Currently, the common law remedy of distress for rent allows a landlord to seize goods from premises that it has let and to sell them to cover arrears of rent due to it in respect of those premises.

The Taking Control of Goods Regulations 2013​ will come into force on 6 April 2014 and provide for a new statutory regime known as Commercial Rent Arrears Recovery (CRAR).

Effect on Mixed Use Premises
(Premises used for both residential and commercial use e.g. a pub with a flat above).

Under the current law of distress, a landlord may enter the commercial part of the premises and seize assets to recover rent arrears. However, under CRAR where part of the property is used as a residence the landlord will no longer be able to do this. CRAR does not apply to residential or partly residential premises.

This is likely to cause difficulties for commercial landlords with rent arrears, as it essentially leaves them in the same position as residential landlords facing arrears. They will first have to go to court to obtain a Judgment and then enforce that Judgment if it remains unsatisfied.

Going through the courts takes much longer and is likely to be more costly than simply instructing a bailiff.

Effect on Commercial Premises 
(Premises used solely for commercial use)

CRAR will apply to purely commercial premises. A summary of the key procedural changes is outlined below.

  • Most significantly a formal notice must now be given to the tenant before the enforcement process can begin. The purpose of the notice is to warn the tenant of the procedural and financial consequences of failing to pay the debt. In contrast, under the current law of distress, there is no need to give any notice before sending in a bailiff.
  • The tenant has at least 7 days from the notice before bailiffs can take control of their goods. This effectively removes the ‘surprise’ element of distress which has historically made it a popular remedy with landlords. Under CRAR, unscrupulous tenants will be able to dispose of goods or to remove them from the premises before the bailiffs have a chance to seize them.
  • Once the tenant’s goods have been seized by bailiffs, there is a further 7 day period before they can be sold.

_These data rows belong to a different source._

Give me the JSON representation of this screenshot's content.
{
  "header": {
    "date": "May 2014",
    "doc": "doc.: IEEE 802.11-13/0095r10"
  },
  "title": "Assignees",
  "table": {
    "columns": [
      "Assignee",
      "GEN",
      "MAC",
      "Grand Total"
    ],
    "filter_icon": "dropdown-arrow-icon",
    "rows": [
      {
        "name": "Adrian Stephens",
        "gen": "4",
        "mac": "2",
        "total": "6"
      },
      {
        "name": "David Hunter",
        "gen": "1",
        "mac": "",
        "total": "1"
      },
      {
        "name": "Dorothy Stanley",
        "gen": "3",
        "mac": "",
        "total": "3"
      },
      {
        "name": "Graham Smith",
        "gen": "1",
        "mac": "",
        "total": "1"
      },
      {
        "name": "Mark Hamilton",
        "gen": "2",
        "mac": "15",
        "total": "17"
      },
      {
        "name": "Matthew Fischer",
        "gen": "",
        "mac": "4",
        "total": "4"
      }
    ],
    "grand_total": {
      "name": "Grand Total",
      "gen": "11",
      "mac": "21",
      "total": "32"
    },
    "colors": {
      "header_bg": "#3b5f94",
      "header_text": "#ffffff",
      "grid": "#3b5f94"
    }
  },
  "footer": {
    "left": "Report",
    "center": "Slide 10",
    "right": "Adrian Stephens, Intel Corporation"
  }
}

As well as procedural changes the regulations also impose a number of restrictions on the use of the remedy:

  • The lease must be in writing. An oral agreement is not sufficient.
  • The rent must be in arrears of at least seven days.
  • The right to use CRAR only applies to the principal rent due and not to any rates, services charges or insurance charges.
  • Only certified bailiffs (known as enforcement agents) may seize goods, not the landlord himself.
  • Enforcement agents may now enter premises at any time when they are open for business. The restriction on the exercise of distress on a Sunday will be abolished and the new remedy may now be used on any day of the week.

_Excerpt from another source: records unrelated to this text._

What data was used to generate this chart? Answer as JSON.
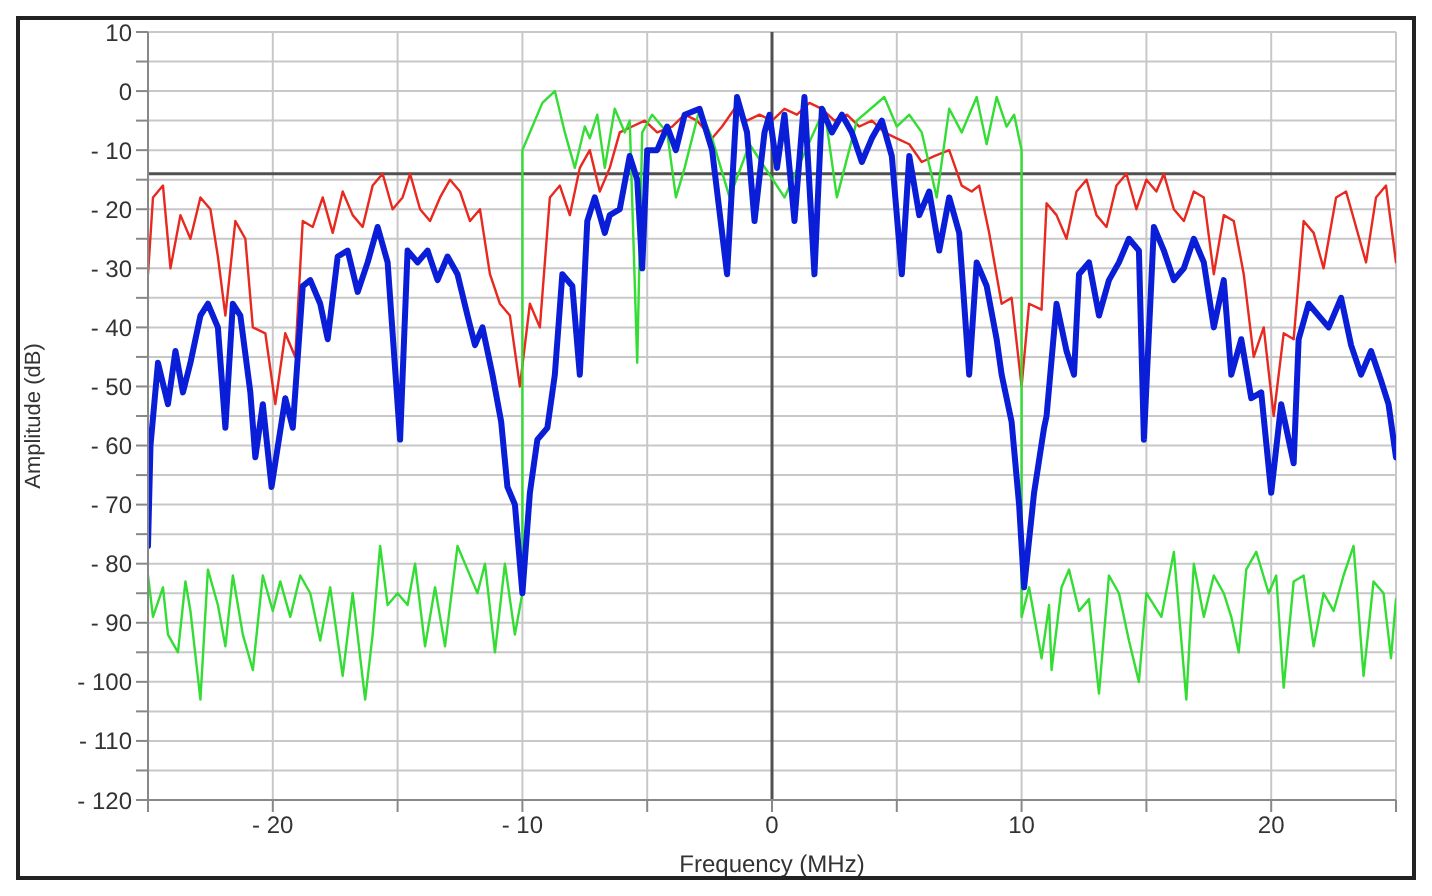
{
  "chart_data": {
    "type": "line",
    "xlabel": "Frequency (MHz)",
    "ylabel": "Amplitude (dB)",
    "xlim": [
      -25,
      25
    ],
    "ylim": [
      -120,
      10
    ],
    "xticks": [
      {
        "value": -25,
        "label": null
      },
      {
        "value": -20,
        "label": "- 20"
      },
      {
        "value": -15,
        "label": null
      },
      {
        "value": -10,
        "label": "- 10"
      },
      {
        "value": -5,
        "label": null
      },
      0,
      {
        "value": 5,
        "label": null
      },
      10,
      {
        "value": 15,
        "label": null
      },
      20,
      {
        "value": 25,
        "label": null
      }
    ],
    "yticks": [
      {
        "value": -120,
        "label": "- 120"
      },
      {
        "value": -115,
        "label": null
      },
      {
        "value": -110,
        "label": "- 110"
      },
      {
        "value": -105,
        "label": null
      },
      {
        "value": -100,
        "label": "- 100"
      },
      {
        "value": -95,
        "label": null
      },
      {
        "value": -90,
        "label": "- 90"
      },
      {
        "value": -85,
        "label": null
      },
      {
        "value": -80,
        "label": "- 80"
      },
      {
        "value": -75,
        "label": null
      },
      {
        "value": -70,
        "label": "- 70"
      },
      {
        "value": -65,
        "label": null
      },
      {
        "value": -60,
        "label": "- 60"
      },
      {
        "value": -55,
        "label": null
      },
      {
        "value": -50,
        "label": "- 50"
      },
      {
        "value": -45,
        "label": null
      },
      {
        "value": -40,
        "label": "- 40"
      },
      {
        "value": -35,
        "label": null
      },
      {
        "value": -30,
        "label": "- 30"
      },
      {
        "value": -25,
        "label": null
      },
      {
        "value": -20,
        "label": "- 20"
      },
      {
        "value": -15,
        "label": null
      },
      {
        "value": -10,
        "label": "- 10"
      },
      {
        "value": -5,
        "label": null
      },
      0,
      {
        "value": 5,
        "label": null
      },
      10
    ],
    "grid": true,
    "ref_lines": [
      {
        "axis": "x",
        "value": 0,
        "color": "#505050"
      },
      {
        "axis": "y",
        "value": -14,
        "color": "#505050"
      }
    ],
    "series": [
      {
        "color": "#e8291f",
        "x": [
          -25,
          -24.8,
          -24.4,
          -24.1,
          -23.7,
          -23.3,
          -22.9,
          -22.5,
          -22.2,
          -21.9,
          -21.5,
          -21.1,
          -20.8,
          -20.3,
          -19.9,
          -19.5,
          -19.1,
          -18.8,
          -18.4,
          -18,
          -17.6,
          -17.2,
          -16.8,
          -16.4,
          -16,
          -15.6,
          -15.2,
          -14.8,
          -14.5,
          -14.1,
          -13.7,
          -13.3,
          -12.9,
          -12.5,
          -12.1,
          -11.7,
          -11.3,
          -10.9,
          -10.5,
          -10.1,
          -9.7,
          -9.3,
          -8.9,
          -8.5,
          -8.1,
          -7.7,
          -7.3,
          -6.9,
          -6.5,
          -6.1,
          -5.6,
          -5.1,
          -4.6,
          -4,
          -3.5,
          -3,
          -2.4,
          -2,
          -1.5,
          -1,
          -0.5,
          0,
          0.5,
          1,
          1.5,
          2,
          2.5,
          3,
          3.5,
          4,
          4.5,
          5,
          5.5,
          6,
          6.5,
          7.1,
          7.6,
          8,
          8.3,
          8.7,
          9.2,
          9.6,
          10,
          10.3,
          10.8,
          11,
          11.4,
          11.8,
          12.2,
          12.6,
          13,
          13.4,
          13.8,
          14.2,
          14.6,
          15,
          15.4,
          15.7,
          16.1,
          16.5,
          16.9,
          17.3,
          17.7,
          18.1,
          18.5,
          18.9,
          19.3,
          19.7,
          20.1,
          20.5,
          20.9,
          21.3,
          21.7,
          22.1,
          22.6,
          23,
          23.4,
          23.8,
          24.2,
          24.6,
          25
        ],
        "values": [
          -31,
          -18,
          -16,
          -30,
          -21,
          -25,
          -18,
          -20,
          -28,
          -38,
          -22,
          -25,
          -40,
          -41,
          -53,
          -41,
          -45,
          -22,
          -23,
          -18,
          -24,
          -17,
          -21,
          -23,
          -16,
          -14,
          -20,
          -18,
          -14,
          -20,
          -22,
          -18,
          -15,
          -17,
          -22,
          -20,
          -31,
          -36,
          -38,
          -50,
          -36,
          -40,
          -18,
          -16,
          -21,
          -13,
          -10,
          -17,
          -13,
          -7,
          -6,
          -5,
          -7,
          -6,
          -4,
          -5,
          -8,
          -6,
          -3,
          -5,
          -4,
          -5,
          -3,
          -4,
          -2,
          -3,
          -5,
          -4,
          -6,
          -5,
          -7,
          -8,
          -9,
          -12,
          -11,
          -10,
          -16,
          -17,
          -16,
          -24,
          -36,
          -35,
          -50,
          -36,
          -37,
          -19,
          -21,
          -25,
          -17,
          -15,
          -21,
          -23,
          -16,
          -14,
          -20,
          -15,
          -17,
          -14,
          -20,
          -22,
          -17,
          -18,
          -31,
          -21,
          -22,
          -31,
          -45,
          -40,
          -55,
          -41,
          -42,
          -22,
          -24,
          -30,
          -18,
          -17,
          -23,
          -29,
          -18,
          -16,
          -29
        ]
      },
      {
        "color": "#33dd33",
        "x": [
          -25,
          -24.8,
          -24.4,
          -24.2,
          -23.8,
          -23.5,
          -23.3,
          -22.9,
          -22.6,
          -22.2,
          -21.9,
          -21.6,
          -21.2,
          -20.8,
          -20.4,
          -20,
          -19.7,
          -19.3,
          -18.9,
          -18.5,
          -18.1,
          -17.7,
          -17.2,
          -16.8,
          -16.3,
          -16,
          -15.7,
          -15.4,
          -15,
          -14.6,
          -14.3,
          -13.9,
          -13.5,
          -13.1,
          -12.6,
          -12.2,
          -11.8,
          -11.5,
          -11.1,
          -10.7,
          -10.3,
          -10,
          -10,
          -9.7,
          -9.5,
          -9.2,
          -8.7,
          -8.3,
          -7.9,
          -7.5,
          -7.3,
          -7,
          -6.7,
          -6.3,
          -5.9,
          -5.7,
          -5.4,
          -5.2,
          -4.8,
          -4.2,
          -3.85,
          -3.5,
          -2.9,
          -2.4,
          -1.7,
          -0.9,
          0.5,
          2.1,
          2.6,
          3.4,
          4.5,
          5,
          5.5,
          6,
          6.6,
          7.1,
          7.6,
          8.2,
          8.6,
          9,
          9.4,
          9.7,
          10,
          10,
          10.3,
          10.8,
          11.1,
          11.2,
          11.6,
          11.9,
          12.3,
          12.7,
          13.1,
          13.5,
          13.9,
          14.3,
          14.7,
          15,
          15.6,
          16.1,
          16.6,
          16.9,
          17.3,
          17.7,
          18.1,
          18.4,
          18.7,
          19,
          19.4,
          19.9,
          20.2,
          20.5,
          20.9,
          21.3,
          21.7,
          22.1,
          22.5,
          22.9,
          23.3,
          23.7,
          24.1,
          24.5,
          24.8,
          25
        ],
        "values": [
          -82,
          -89,
          -84,
          -92,
          -95,
          -83,
          -88,
          -103,
          -81,
          -87,
          -94,
          -82,
          -92,
          -98,
          -82,
          -88,
          -83,
          -89,
          -82,
          -85,
          -93,
          -84,
          -99,
          -85,
          -103,
          -92,
          -77,
          -87,
          -85,
          -87,
          -80,
          -94,
          -84,
          -94,
          -77,
          -81,
          -85,
          -80,
          -95,
          -80,
          -92,
          -85,
          -10,
          -7,
          -5,
          -2,
          0,
          -7,
          -13,
          -6,
          -8,
          -4,
          -13,
          -3,
          -7,
          -5,
          -46,
          -7,
          -4,
          -7,
          -18,
          -13,
          -3,
          -8,
          -18,
          -9,
          -18,
          -3,
          -18,
          -5,
          -1,
          -6,
          -4,
          -7,
          -18,
          -3,
          -7,
          -1,
          -9,
          -1,
          -6,
          -4,
          -10,
          -89,
          -84,
          -96,
          -87,
          -98,
          -84,
          -81,
          -88,
          -86,
          -102,
          -82,
          -85,
          -93,
          -100,
          -85,
          -89,
          -78,
          -103,
          -80,
          -89,
          -82,
          -85,
          -89,
          -95,
          -81,
          -78,
          -85,
          -82,
          -101,
          -83,
          -82,
          -94,
          -85,
          -88,
          -82,
          -77,
          -99,
          -83,
          -85,
          -96,
          -86
        ]
      },
      {
        "color": "#0a1ed8",
        "x": [
          -25,
          -24.9,
          -24.6,
          -24.2,
          -23.9,
          -23.6,
          -23.3,
          -22.9,
          -22.6,
          -22.2,
          -21.9,
          -21.6,
          -21.3,
          -20.9,
          -20.7,
          -20.4,
          -20.05,
          -19.5,
          -19.2,
          -18.8,
          -18.5,
          -18.1,
          -17.8,
          -17.4,
          -17,
          -16.6,
          -16.2,
          -15.8,
          -15.4,
          -14.9,
          -14.6,
          -14.2,
          -13.8,
          -13.4,
          -13,
          -12.6,
          -12.2,
          -11.9,
          -11.6,
          -11.2,
          -10.85,
          -10.6,
          -10.3,
          -10,
          -9.7,
          -9.4,
          -9,
          -8.7,
          -8.4,
          -8,
          -7.7,
          -7.4,
          -7.1,
          -6.7,
          -6.5,
          -6.1,
          -5.7,
          -5.4,
          -5.2,
          -5,
          -4.6,
          -4.2,
          -3.85,
          -3.5,
          -2.9,
          -2.4,
          -2.2,
          -1.8,
          -1.4,
          -1,
          -0.7,
          -0.3,
          -0.1,
          0.2,
          0.5,
          0.9,
          1.3,
          1.7,
          2,
          2.4,
          2.8,
          3.2,
          3.6,
          4,
          4.4,
          4.8,
          5.2,
          5.5,
          5.9,
          6.3,
          6.7,
          7.1,
          7.5,
          7.9,
          8.2,
          8.6,
          9,
          9.2,
          9.6,
          9.9,
          10.1,
          10.5,
          10.9,
          11,
          11.4,
          11.8,
          12.1,
          12.3,
          12.7,
          13.1,
          13.5,
          13.9,
          14.3,
          14.7,
          14.9,
          15.3,
          15.7,
          16.1,
          16.5,
          16.9,
          17.3,
          17.7,
          18.1,
          18.4,
          18.8,
          19.2,
          19.6,
          20,
          20.4,
          20.9,
          21.1,
          21.5,
          21.9,
          22.3,
          22.8,
          23.2,
          23.6,
          24,
          24.4,
          24.7,
          25
        ],
        "values": [
          -77,
          -60,
          -46,
          -53,
          -44,
          -51,
          -46,
          -38,
          -36,
          -40,
          -57,
          -36,
          -38,
          -51,
          -62,
          -53,
          -67,
          -52,
          -57,
          -33,
          -32,
          -36,
          -42,
          -28,
          -27,
          -34,
          -29,
          -23,
          -29,
          -59,
          -27,
          -29,
          -27,
          -32,
          -28,
          -31,
          -38,
          -43,
          -40,
          -48,
          -56,
          -67,
          -70,
          -85,
          -68,
          -59,
          -57,
          -48,
          -31,
          -33,
          -48,
          -22,
          -18,
          -24,
          -21,
          -20,
          -11,
          -15,
          -30,
          -10,
          -10,
          -6,
          -10,
          -4,
          -3,
          -10,
          -17,
          -31,
          -1,
          -7,
          -22,
          -7,
          -4,
          -13,
          -4,
          -22,
          -1,
          -31,
          -3,
          -7,
          -4,
          -7,
          -12,
          -8,
          -5,
          -11,
          -31,
          -11,
          -21,
          -17,
          -27,
          -18,
          -24,
          -48,
          -29,
          -33,
          -42,
          -48,
          -56,
          -70,
          -84,
          -68,
          -57,
          -55,
          -36,
          -44,
          -48,
          -31,
          -29,
          -38,
          -32,
          -29,
          -25,
          -27,
          -59,
          -23,
          -27,
          -32,
          -30,
          -25,
          -29,
          -40,
          -32,
          -48,
          -42,
          -52,
          -51,
          -68,
          -53,
          -63,
          -42,
          -36,
          -38,
          -40,
          -35,
          -43,
          -48,
          -44,
          -49,
          -53,
          -62
        ]
      }
    ]
  }
}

In conclusion it does not seem that the rights of landlords of mixed use premises have been fully considered by the new legislation. However this does not prevent landlords of such premises from recovering rent arrears, it just means that the process may now take longer as legal proceedings will need to be issued before enforcement action will be available.

Separate lets?

Landlords of mixed use premises may wish to consider whether it is practical to let the residential and commercial parts of the premises separately, so that CRAR would be available at least in respect of the commercial part of the premises. However, this may not always be feasible; for instance if the residential premises do not have their own entrance.

A landlord of separately let commercial and residential premises might also find himself in the situation where the tenancy of the commercial premises has been terminated (perhaps by forfeiture) but the residential tenants remain and there are no grounds to remove them e.g. if the residential rent at least is paid up to date.